Architectural Exploration using ESL Modelling

A SoC combines hardware and software and communicates with the outside world via various interfaces. An ESL Model of a SoC is able to simulate the complete system behaviour. This includes running all of the software that the real SoC will run in a largely unmodified form. The acronym ESL stands for `Electronic System Level'. An alternative name for an ESL model is `Virtual Platform'.

The performance of an ESL model must be good enough to execute large programs in a reasonable time. This typically means achieving at least one percent of real system performance. An ESL model is normally accurate in terms of memory layout and content, but many other hardware details are commonly neglected unless they are of special relevance to the test being run. This is the principle means of gaining high performance.
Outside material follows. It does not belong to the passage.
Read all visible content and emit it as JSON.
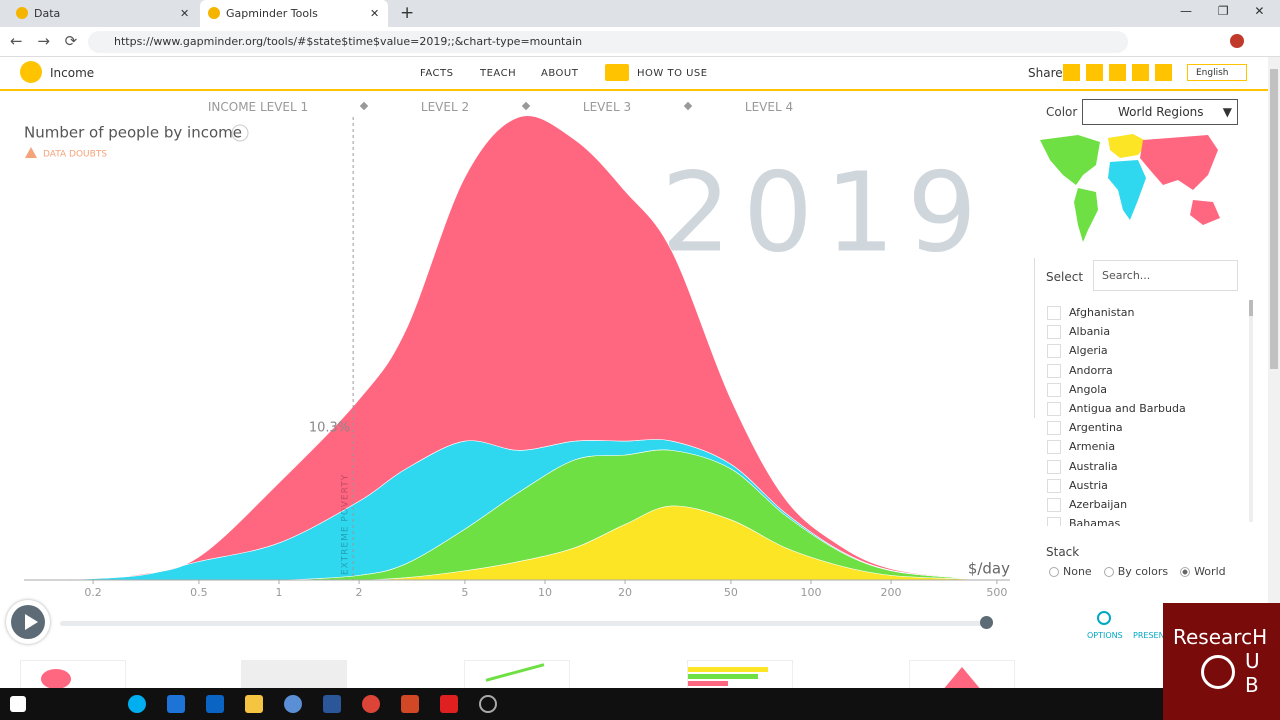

Another way to apply an ESL model to complex software is `checkpoint and replay'. This is useful if a lot of software must run before the point of interest is approached. A checkpoint is chosen, such as the point after boot and operating system start. At the checkpoint, all of the state from the model is saved to a checkpoint file. Information could be captured from the real system in principle, but the ESL model may not be identical to the real system and minor discrepancies may arise, or instrumenting the real system may be tricky (especially if it does not exist yet). Since the checkpoint serves as the basis for a number of experiments, time invested in generating it is amortised.
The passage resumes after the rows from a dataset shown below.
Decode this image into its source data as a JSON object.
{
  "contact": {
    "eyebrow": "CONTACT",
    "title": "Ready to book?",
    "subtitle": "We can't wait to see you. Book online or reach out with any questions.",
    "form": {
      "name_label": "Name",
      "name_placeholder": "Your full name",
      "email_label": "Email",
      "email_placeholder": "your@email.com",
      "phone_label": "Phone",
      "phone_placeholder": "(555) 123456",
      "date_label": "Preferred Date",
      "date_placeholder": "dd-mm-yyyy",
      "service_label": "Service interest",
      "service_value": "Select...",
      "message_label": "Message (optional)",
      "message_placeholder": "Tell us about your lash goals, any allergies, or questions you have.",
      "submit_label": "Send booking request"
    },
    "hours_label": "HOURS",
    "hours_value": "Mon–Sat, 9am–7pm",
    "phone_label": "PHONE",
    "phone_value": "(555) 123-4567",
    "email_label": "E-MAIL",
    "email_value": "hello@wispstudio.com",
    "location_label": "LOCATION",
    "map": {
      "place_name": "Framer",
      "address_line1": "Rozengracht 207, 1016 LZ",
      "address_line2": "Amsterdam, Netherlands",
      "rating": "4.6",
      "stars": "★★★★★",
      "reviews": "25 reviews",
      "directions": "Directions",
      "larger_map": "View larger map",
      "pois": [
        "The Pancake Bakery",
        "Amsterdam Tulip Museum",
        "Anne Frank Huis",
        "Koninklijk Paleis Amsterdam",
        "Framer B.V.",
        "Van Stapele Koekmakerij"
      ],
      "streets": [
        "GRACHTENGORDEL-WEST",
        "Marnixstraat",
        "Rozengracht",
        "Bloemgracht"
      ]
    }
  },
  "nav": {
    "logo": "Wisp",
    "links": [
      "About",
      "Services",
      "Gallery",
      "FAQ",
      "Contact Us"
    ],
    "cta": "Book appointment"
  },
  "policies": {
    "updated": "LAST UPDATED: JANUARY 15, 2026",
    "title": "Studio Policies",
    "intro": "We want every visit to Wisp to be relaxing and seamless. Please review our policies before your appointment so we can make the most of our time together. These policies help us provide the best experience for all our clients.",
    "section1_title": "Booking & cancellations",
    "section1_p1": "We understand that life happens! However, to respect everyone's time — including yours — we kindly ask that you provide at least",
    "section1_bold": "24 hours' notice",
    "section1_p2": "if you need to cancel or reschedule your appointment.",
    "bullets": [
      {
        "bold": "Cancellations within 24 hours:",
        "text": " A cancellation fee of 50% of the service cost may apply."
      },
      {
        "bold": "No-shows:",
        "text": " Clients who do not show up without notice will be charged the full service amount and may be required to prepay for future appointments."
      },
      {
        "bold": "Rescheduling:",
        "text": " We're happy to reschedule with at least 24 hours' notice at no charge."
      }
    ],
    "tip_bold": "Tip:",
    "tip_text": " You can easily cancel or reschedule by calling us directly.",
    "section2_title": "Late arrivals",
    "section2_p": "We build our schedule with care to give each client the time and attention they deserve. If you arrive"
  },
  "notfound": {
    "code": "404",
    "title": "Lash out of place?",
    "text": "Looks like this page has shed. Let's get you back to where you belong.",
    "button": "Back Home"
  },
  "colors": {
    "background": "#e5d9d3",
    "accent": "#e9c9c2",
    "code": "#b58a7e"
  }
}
To conduct an experiment, the ESL model is loaded with the checkpoint data and modelling rolls forward from that point. The model may be switched to a greater level of detail than used for preparing the checkpoint, either globally or just for some sub-systems. For instance a high-level model of an I/O block may be switched to an RTL model.
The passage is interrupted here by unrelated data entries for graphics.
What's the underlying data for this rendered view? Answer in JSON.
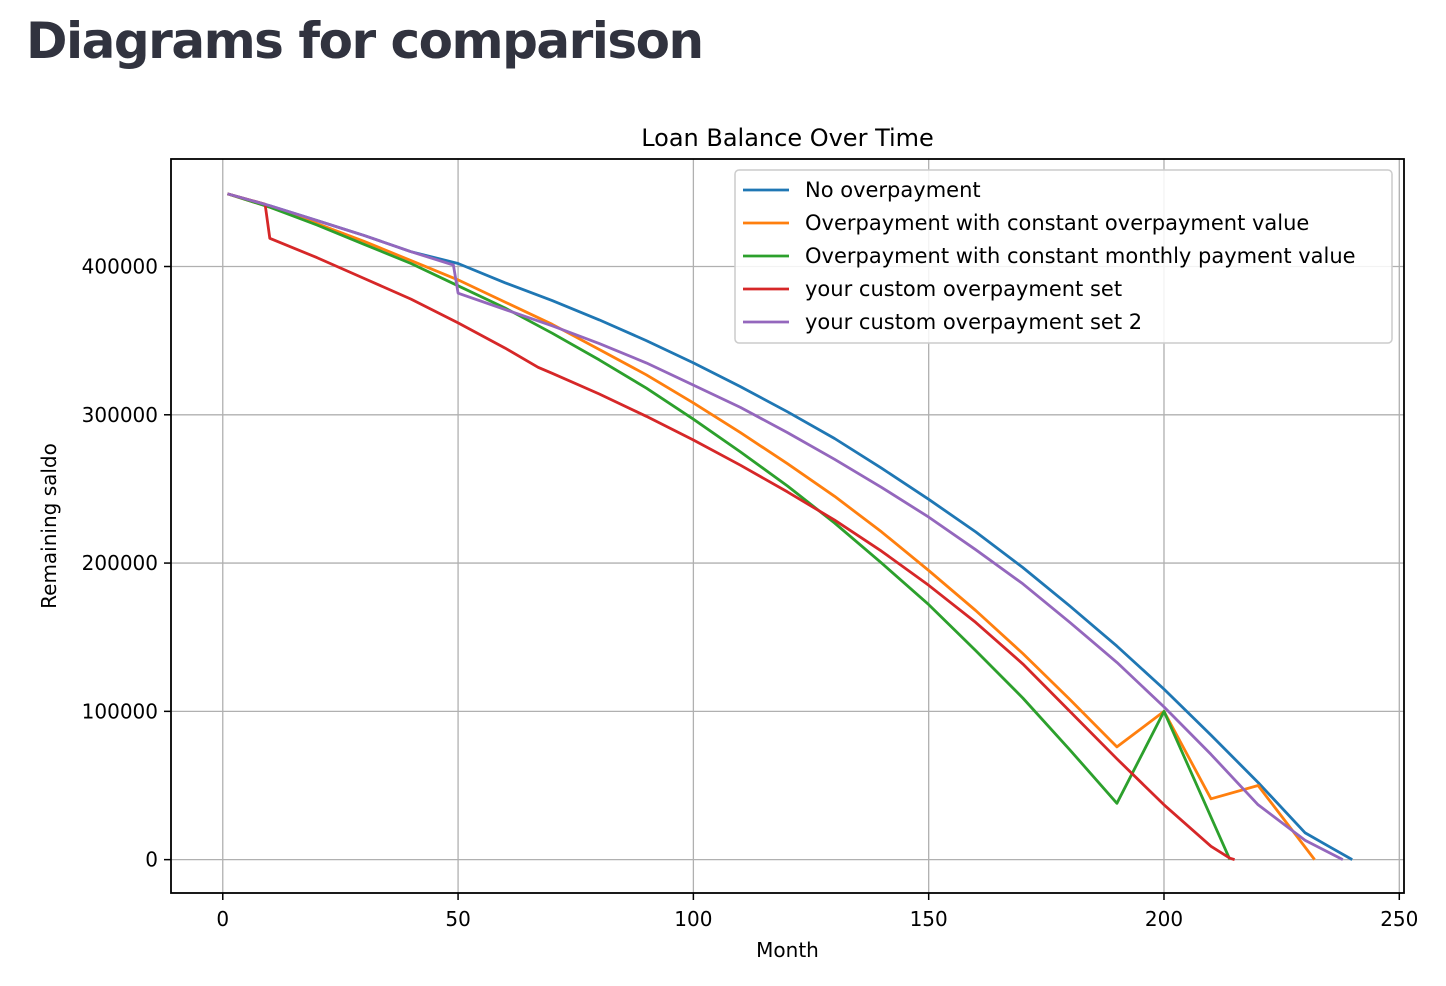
{
  "page": {
    "title": "Diagrams for comparison"
  },
  "chart_data": {
    "type": "line",
    "title": "Loan Balance Over Time",
    "xlabel": "Month",
    "ylabel": "Remaining saldo",
    "xlim": [
      -11,
      251
    ],
    "ylim": [
      -22500,
      472500
    ],
    "xticks": [
      0,
      50,
      100,
      150,
      200,
      250
    ],
    "yticks": [
      0,
      100000,
      200000,
      300000,
      400000
    ],
    "grid": true,
    "legend_position": "top-right",
    "series": [
      {
        "name": "No overpayment",
        "color": "#1f77b4",
        "points": [
          [
            1,
            449000
          ],
          [
            10,
            441000
          ],
          [
            20,
            431000
          ],
          [
            30,
            421000
          ],
          [
            40,
            410000
          ],
          [
            50,
            402000
          ],
          [
            60,
            389000
          ],
          [
            70,
            377000
          ],
          [
            80,
            364000
          ],
          [
            90,
            350000
          ],
          [
            100,
            335000
          ],
          [
            110,
            319000
          ],
          [
            120,
            302000
          ],
          [
            130,
            284000
          ],
          [
            140,
            264000
          ],
          [
            150,
            243000
          ],
          [
            160,
            221000
          ],
          [
            170,
            197000
          ],
          [
            180,
            171000
          ],
          [
            190,
            144000
          ],
          [
            200,
            115000
          ],
          [
            210,
            84000
          ],
          [
            220,
            52000
          ],
          [
            230,
            18000
          ],
          [
            235,
            9000
          ],
          [
            240,
            0
          ]
        ]
      },
      {
        "name": "Overpayment with constant overpayment value",
        "color": "#ff7f0e",
        "points": [
          [
            1,
            449000
          ],
          [
            10,
            440000
          ],
          [
            20,
            429000
          ],
          [
            30,
            417000
          ],
          [
            40,
            404000
          ],
          [
            50,
            391000
          ],
          [
            60,
            376000
          ],
          [
            70,
            361000
          ],
          [
            80,
            344000
          ],
          [
            90,
            327000
          ],
          [
            100,
            308000
          ],
          [
            110,
            288000
          ],
          [
            120,
            267000
          ],
          [
            130,
            245000
          ],
          [
            140,
            221000
          ],
          [
            150,
            195000
          ],
          [
            160,
            168000
          ],
          [
            170,
            139000
          ],
          [
            180,
            108000
          ],
          [
            190,
            76000
          ],
          [
            200,
            100000
          ],
          [
            210,
            41000
          ],
          [
            220,
            50000
          ],
          [
            232,
            0
          ]
        ]
      },
      {
        "name": "Overpayment with constant monthly payment value",
        "color": "#2ca02c",
        "points": [
          [
            1,
            449000
          ],
          [
            10,
            440000
          ],
          [
            20,
            428000
          ],
          [
            30,
            415000
          ],
          [
            40,
            402000
          ],
          [
            50,
            387000
          ],
          [
            60,
            372000
          ],
          [
            70,
            355000
          ],
          [
            80,
            337000
          ],
          [
            90,
            318000
          ],
          [
            100,
            297000
          ],
          [
            110,
            275000
          ],
          [
            120,
            252000
          ],
          [
            130,
            227000
          ],
          [
            140,
            200000
          ],
          [
            150,
            172000
          ],
          [
            160,
            141000
          ],
          [
            170,
            109000
          ],
          [
            180,
            74000
          ],
          [
            190,
            38000
          ],
          [
            200,
            100000
          ],
          [
            214,
            0
          ]
        ]
      },
      {
        "name": "your custom overpayment set",
        "color": "#d62728",
        "points": [
          [
            1,
            449000
          ],
          [
            9,
            442000
          ],
          [
            10,
            419000
          ],
          [
            20,
            406000
          ],
          [
            30,
            392000
          ],
          [
            40,
            378000
          ],
          [
            50,
            362000
          ],
          [
            60,
            345000
          ],
          [
            67,
            332000
          ],
          [
            70,
            328000
          ],
          [
            80,
            314000
          ],
          [
            90,
            299000
          ],
          [
            100,
            283000
          ],
          [
            110,
            266000
          ],
          [
            120,
            248000
          ],
          [
            130,
            229000
          ],
          [
            140,
            208000
          ],
          [
            150,
            185000
          ],
          [
            160,
            160000
          ],
          [
            170,
            132000
          ],
          [
            180,
            100000
          ],
          [
            190,
            68000
          ],
          [
            200,
            37000
          ],
          [
            210,
            9000
          ],
          [
            214,
            1000
          ],
          [
            215,
            0
          ]
        ]
      },
      {
        "name": "your custom overpayment set 2",
        "color": "#9467bd",
        "points": [
          [
            1,
            449000
          ],
          [
            10,
            441000
          ],
          [
            20,
            431000
          ],
          [
            30,
            421000
          ],
          [
            40,
            410000
          ],
          [
            49,
            401000
          ],
          [
            50,
            382000
          ],
          [
            60,
            371000
          ],
          [
            70,
            360000
          ],
          [
            80,
            348000
          ],
          [
            90,
            335000
          ],
          [
            100,
            320000
          ],
          [
            110,
            305000
          ],
          [
            120,
            288000
          ],
          [
            130,
            270000
          ],
          [
            140,
            251000
          ],
          [
            150,
            231000
          ],
          [
            160,
            209000
          ],
          [
            170,
            186000
          ],
          [
            180,
            160000
          ],
          [
            190,
            133000
          ],
          [
            200,
            103000
          ],
          [
            210,
            71000
          ],
          [
            220,
            37000
          ],
          [
            230,
            13000
          ],
          [
            238,
            0
          ]
        ]
      }
    ]
  }
}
We can model our hardware system at various levels of detail following the taxonomy:

• Functional Modelling: The `output' from a simulation run is accurate.
• Memory Accurate Modelling: The contents and layout of memory is accurate.
• Untimed TLM: No time stamps recorded on transactions.
• Loosely-timed TLM: The number of transactions is accurate, but order may be wrong.
• Approximately-timed TLM: The number and order of transactions is accurate.
• Cycle-Accurate Level Modelling: The number of clock cycles consumed is accurate.
• Event-Level Modelling: The ordering of net changes within a clock cycle is accurate.

An ESL methodology aims:

Aim 1: To model with good performance a complete SoC using full software/firmware.

Aim 2: To allow seamless and successive replacement of high-level parts of the model with low-level models/implementations when available and when interested in their detail.

So, an ESL methodology must provide:

• Tangible, lightweight rapidly-generated prototype of full SoC architecture.

• Rapid Architectural Evaluation: determine bus bandwidth and memory use for a candidate architecture. Easy to adjust major design parameters.

• Algorithmic Accuracy: Get real output from an early system, hosting the real application/firmware, possibly in real-time.

• Timing information: Get timing numbers for performance (accurate or loose timing).

• Power information: Get power consumption estimates to evaluate chip temperature and system battery life.

• Firmware development: Integrate high-level behavioural models of major components with their device drivers to run test software and applications before tape-out.

Enhancements beyond that are:

• Synthesise high-level models to form parts of the fabricated system (e.g. using HLS)(but today manual re-coding is mainly used).
• Embed assertions in the high-level models and use these same assertions through to tape out.